Symphony no.4 in F minor: the piece that started the obsession

Finding time to not only read Simona's book but to explore Vaughan Williams's work has been quite challenging over the last few weeks, fitting it around work and a bad cold. But I was determined to listen to the piece that prompted her lifelong devotion, the Symphony number 4 in F minor. 

It is a very different work to those I have listened to so far and I don't know if I had heard it randomly on the radio, whether I would have recognised it as Vaughan Williams. Described as 'discordant', 'savage' and like an 'edifice of steel of steel and concrete' by critics at the time, it is a world away from the green English countryside conjured by works such as The Lark Ascending.

I'm listening to it again as I write this and I can't escape the impression I had on my first listen that it is a Hitchcock film of a symphony, with a sense of menace always present. I can see James Stewart struggling up the bell tower unable to save Kim Novak from her untimely death in Vertigo. If I were more technically capable I'd try to match sections of the symphony to the film to see whether Vaughan Williams would work as well as Bernard Herrmann's score (it does in my head). As it is, I'll just have to continue using my imagination to marry the two. 

I hadn't realised Vaughan Williams had written film scores until I started reading Simona's book, so perhaps I shouldn't be surprised at this symphony's filmic nature, although it was first performed in 1935, long before film music really came into its own.
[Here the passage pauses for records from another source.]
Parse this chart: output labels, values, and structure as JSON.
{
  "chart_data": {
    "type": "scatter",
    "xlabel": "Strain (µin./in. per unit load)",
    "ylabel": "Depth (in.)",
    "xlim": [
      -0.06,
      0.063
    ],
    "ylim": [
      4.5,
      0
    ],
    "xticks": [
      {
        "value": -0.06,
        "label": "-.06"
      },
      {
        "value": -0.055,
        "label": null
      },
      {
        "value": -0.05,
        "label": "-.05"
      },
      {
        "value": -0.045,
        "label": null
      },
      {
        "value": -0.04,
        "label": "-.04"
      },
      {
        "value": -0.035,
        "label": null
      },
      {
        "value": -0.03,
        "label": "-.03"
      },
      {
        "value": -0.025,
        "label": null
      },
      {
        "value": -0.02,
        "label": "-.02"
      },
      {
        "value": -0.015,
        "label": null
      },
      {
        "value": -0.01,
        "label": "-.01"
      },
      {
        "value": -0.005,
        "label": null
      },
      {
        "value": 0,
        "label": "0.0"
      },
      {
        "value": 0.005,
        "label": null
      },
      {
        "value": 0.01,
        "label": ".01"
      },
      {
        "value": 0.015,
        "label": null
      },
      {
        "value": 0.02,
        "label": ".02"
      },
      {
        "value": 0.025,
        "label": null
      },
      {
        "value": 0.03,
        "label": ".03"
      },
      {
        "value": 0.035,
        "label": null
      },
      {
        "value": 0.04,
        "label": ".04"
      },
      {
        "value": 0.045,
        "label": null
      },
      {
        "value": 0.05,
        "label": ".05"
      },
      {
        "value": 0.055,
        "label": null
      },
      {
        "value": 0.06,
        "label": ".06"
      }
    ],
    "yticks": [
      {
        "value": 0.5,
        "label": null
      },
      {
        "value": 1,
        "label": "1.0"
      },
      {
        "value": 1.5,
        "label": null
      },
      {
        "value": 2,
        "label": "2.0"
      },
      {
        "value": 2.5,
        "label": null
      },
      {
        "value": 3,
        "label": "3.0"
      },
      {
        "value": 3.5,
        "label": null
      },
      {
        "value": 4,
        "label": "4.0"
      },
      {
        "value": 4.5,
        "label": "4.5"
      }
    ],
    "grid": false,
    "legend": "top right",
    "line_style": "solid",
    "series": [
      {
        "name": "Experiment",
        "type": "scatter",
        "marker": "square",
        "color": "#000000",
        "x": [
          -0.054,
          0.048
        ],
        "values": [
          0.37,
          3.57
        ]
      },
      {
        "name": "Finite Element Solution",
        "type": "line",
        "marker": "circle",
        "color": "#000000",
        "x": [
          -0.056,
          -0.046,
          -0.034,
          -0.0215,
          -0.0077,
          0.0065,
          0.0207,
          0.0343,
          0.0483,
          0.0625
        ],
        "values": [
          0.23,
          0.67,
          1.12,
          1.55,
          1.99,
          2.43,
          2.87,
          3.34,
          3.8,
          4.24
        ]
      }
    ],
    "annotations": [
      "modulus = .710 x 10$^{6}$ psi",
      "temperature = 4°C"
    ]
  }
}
So with my 21st century outlook I'm hearing something that the composer would never have intended. Mind you, I'm sure critics of the day heard just as much in the symphony that the composer had no intention of portraying. Indeed, Vaughan Williams said of the piece "Here is a Symphony, occasionally in the key of F minor. Take it or leave it, for that is nearly all I can tell you about it". 

But can I see why Simona was drawn to it? Absolutely. But I am also surprised that being so struck by this most un-Vaughan Williams-esque work that she wasn't disappointed that the other works sound so different. Wouldn't she have been looking for more of the same? My taste in music spans quite a wide range of different styles and genres, but I would be quite perturbed if Cud started releasing tracks that sounded like The Lilac Time. 

But I think the most interesting revelation of this chapter of the book was Simona's dancing. I never saw her dance, nor did she ever come across as somebody who would dance. I would have expected dancing to elicit one of her appalled "Oh"s. (An example of its usual appearance: Simona "Where is this ham from, it is quite delicious." Mum "Tesco's." Simona "Oh!").  But as the quote below shows, this secret music addict was also a secret dancer!

Falling under its spell at a first hearing did not make the understanding of it any easier, indeed, when I procured the records of it I was shattered to find that I could neither recognise it nor discover what it was that had, on the first hearing, thrown me into such a transport of delight - bit that is a common experience. Finding its sheer noise and the dissonance to which, in those days, I was not accustomed, a barrier between myself and any concentrated attempt to come to terms with it, I decided to subject myself to one movement daily (as background music) while I cleaned the shoes, deliberately not listening in the hope that i would subconsciously get used to the noise - for I was passionately anxious to recapture my original vision. By the fourth day an the fourth movement the shoes were hurled across the room and I was dancing.